Why Modi wants Indians to buy less gold and take fewer foreign holidays

Modi’s urge for Indians to buy less gold and take fewer foreign holidays is primarily driven by a need to **conserve India’s foreign exchange reserves** and **alleviate pressure on the Indian Rupee**, especially in the face of global economic uncertainties like war (e.g., in Ukraine) and rising oil prices.

Here’s a breakdown of the economic reasons:

1. **Protecting Foreign Exchange Reserves:**
* **What they are:** Foreign exchange reserves are a country’s holdings of foreign currencies, gold, and special drawing rights (SDRs) from the IMF. They are crucial for paying for imports, maintaining the stability of the domestic currency, and acting as a buffer against economic shocks.
* **How gold and foreign holidays deplete them:**
* **Gold Imports:** India is one of the world’s largest gold importers. When Indians buy imported gold, they pay in rupees, but the importer has to pay the international seller in foreign currency (typically US dollars). This drains India’s dollar reserves.
* **Foreign Travel/Tourism:** When Indians travel abroad, they spend foreign currency (dollars, euros, etc.) on hotels, flights, food, and shopping. This is essentially an “import of services” and also results in a significant outflow of foreign exchange.
* **Why it matters now:** Global instability, particularly the war in Ukraine, has led to soaring international crude oil prices. As India imports over 80% of its oil, this means the country has to spend a much larger amount of its dollar reserves to pay for its energy needs. Depleting reserves further through non-essential imports like gold and foreign tourism exacerbates the problem.

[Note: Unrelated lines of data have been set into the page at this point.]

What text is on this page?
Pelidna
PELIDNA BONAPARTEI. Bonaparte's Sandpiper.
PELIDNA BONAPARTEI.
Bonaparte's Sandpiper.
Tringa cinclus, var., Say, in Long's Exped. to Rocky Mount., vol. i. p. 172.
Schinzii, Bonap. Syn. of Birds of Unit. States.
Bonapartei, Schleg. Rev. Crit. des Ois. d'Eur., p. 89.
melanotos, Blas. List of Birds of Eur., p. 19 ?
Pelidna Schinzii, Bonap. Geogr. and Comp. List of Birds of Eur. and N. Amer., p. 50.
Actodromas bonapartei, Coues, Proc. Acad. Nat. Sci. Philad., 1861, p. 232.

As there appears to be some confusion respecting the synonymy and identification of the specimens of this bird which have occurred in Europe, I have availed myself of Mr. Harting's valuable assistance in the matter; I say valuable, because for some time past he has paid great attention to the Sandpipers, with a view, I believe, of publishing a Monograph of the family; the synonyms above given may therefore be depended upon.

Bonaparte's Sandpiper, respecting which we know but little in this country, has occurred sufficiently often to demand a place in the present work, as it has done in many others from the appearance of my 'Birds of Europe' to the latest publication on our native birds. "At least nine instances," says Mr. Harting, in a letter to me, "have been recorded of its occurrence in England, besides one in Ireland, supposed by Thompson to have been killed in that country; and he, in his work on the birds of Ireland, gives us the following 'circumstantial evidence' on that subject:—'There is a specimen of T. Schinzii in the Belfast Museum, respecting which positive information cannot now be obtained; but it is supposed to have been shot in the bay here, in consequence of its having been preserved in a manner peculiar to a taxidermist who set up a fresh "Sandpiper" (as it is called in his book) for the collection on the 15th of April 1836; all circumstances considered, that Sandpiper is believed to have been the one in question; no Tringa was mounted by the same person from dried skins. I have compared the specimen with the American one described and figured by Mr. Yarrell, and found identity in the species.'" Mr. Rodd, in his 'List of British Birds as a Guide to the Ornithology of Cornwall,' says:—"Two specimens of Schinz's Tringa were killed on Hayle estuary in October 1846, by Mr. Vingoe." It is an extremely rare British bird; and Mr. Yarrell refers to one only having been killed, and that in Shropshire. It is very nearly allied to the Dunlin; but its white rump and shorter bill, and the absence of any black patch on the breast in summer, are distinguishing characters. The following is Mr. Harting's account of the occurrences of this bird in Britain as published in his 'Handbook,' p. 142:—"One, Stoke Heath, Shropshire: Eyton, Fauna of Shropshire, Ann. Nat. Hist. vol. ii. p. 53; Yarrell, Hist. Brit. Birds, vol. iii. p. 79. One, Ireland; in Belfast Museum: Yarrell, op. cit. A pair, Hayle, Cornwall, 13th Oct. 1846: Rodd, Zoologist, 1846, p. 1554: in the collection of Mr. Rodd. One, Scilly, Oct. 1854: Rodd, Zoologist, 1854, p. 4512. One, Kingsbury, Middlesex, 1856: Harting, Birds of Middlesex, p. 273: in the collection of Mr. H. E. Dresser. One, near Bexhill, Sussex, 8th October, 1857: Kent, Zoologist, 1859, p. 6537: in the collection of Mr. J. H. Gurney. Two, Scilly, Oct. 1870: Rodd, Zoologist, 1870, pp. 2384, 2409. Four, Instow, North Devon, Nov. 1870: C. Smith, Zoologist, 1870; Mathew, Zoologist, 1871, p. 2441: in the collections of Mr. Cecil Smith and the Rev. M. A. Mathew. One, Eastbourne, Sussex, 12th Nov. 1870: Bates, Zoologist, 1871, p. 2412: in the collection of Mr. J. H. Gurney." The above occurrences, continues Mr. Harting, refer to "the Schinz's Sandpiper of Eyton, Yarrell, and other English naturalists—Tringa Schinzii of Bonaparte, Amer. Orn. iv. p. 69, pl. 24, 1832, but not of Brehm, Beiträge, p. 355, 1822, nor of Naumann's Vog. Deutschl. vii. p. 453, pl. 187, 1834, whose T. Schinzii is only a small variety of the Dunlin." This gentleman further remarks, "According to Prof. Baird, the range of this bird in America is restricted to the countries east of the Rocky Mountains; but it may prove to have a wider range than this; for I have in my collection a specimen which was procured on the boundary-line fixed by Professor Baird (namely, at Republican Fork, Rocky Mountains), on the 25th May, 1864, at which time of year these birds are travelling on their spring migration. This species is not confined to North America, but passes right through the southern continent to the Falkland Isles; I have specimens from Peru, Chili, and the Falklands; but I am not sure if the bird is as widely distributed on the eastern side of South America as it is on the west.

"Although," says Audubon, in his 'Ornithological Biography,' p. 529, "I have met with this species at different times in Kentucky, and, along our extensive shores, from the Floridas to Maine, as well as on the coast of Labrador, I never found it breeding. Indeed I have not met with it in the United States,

2. **Addressing the Current Account Deficit (CAD):**
* **What it is:** The Current Account Deficit occurs when a country’s total value of imports (goods and services) exceeds its total value of exports.
* **How gold and foreign holidays contribute:** Both gold imports and outbound foreign tourism contribute significantly to India’s CAD. A large and persistent CAD requires financing, often through foreign investment or borrowing, which can make the economy vulnerable.
* **Impact of high oil prices:** High oil prices automatically widen India’s trade deficit (goods imports minus goods exports) and thus the CAD, making it even more critical to curtail other non-essential dollar outflows.

3. **Stabilizing the Indian Rupee:**
* **The connection:** A dwindling supply of foreign exchange reserves and a widening CAD put downward pressure on the Rupee. When there’s high demand for dollars (to pay for imports) relative to their supply (from exports and foreign investment), the Rupee weakens against the dollar.
* **Consequences of a weak Rupee:** A weaker Rupee makes imports (like oil, electronics, and other essential goods) more expensive, leading to imported inflation. It also increases the burden of servicing foreign debt.
* **Modi’s Goal:** By urging reduced spending on gold and foreign holidays, the government aims to reduce the demand for dollars, thereby easing the pressure on the Rupee and helping it remain more stable.

4. **Promoting “Atmanirbhar Bharat” (Self-Reliant India) and Domestic Investment:**
* **Gold:** Instead of investing in physical gold (which often entails imports), the government encourages “financialization of savings” – investing in domestic financial assets like stocks, bonds, mutual funds, and government schemes. This money can then be channeled into productive investments within India, boosting the domestic economy.
* **Foreign Holidays:** Instead of spending abroad, the government encourages domestic tourism. This keeps money within India, creates jobs, and supports local businesses, aligning with the “Vocal for Local” and “Atmanirbhar Bharat” initiatives.

In essence, Modi’s call is a strategic move to build economic resilience by preserving crucial foreign exchange, stabilizing the national currency, and steering domestic spending towards more productive avenues within India during a period of significant global economic headwinds.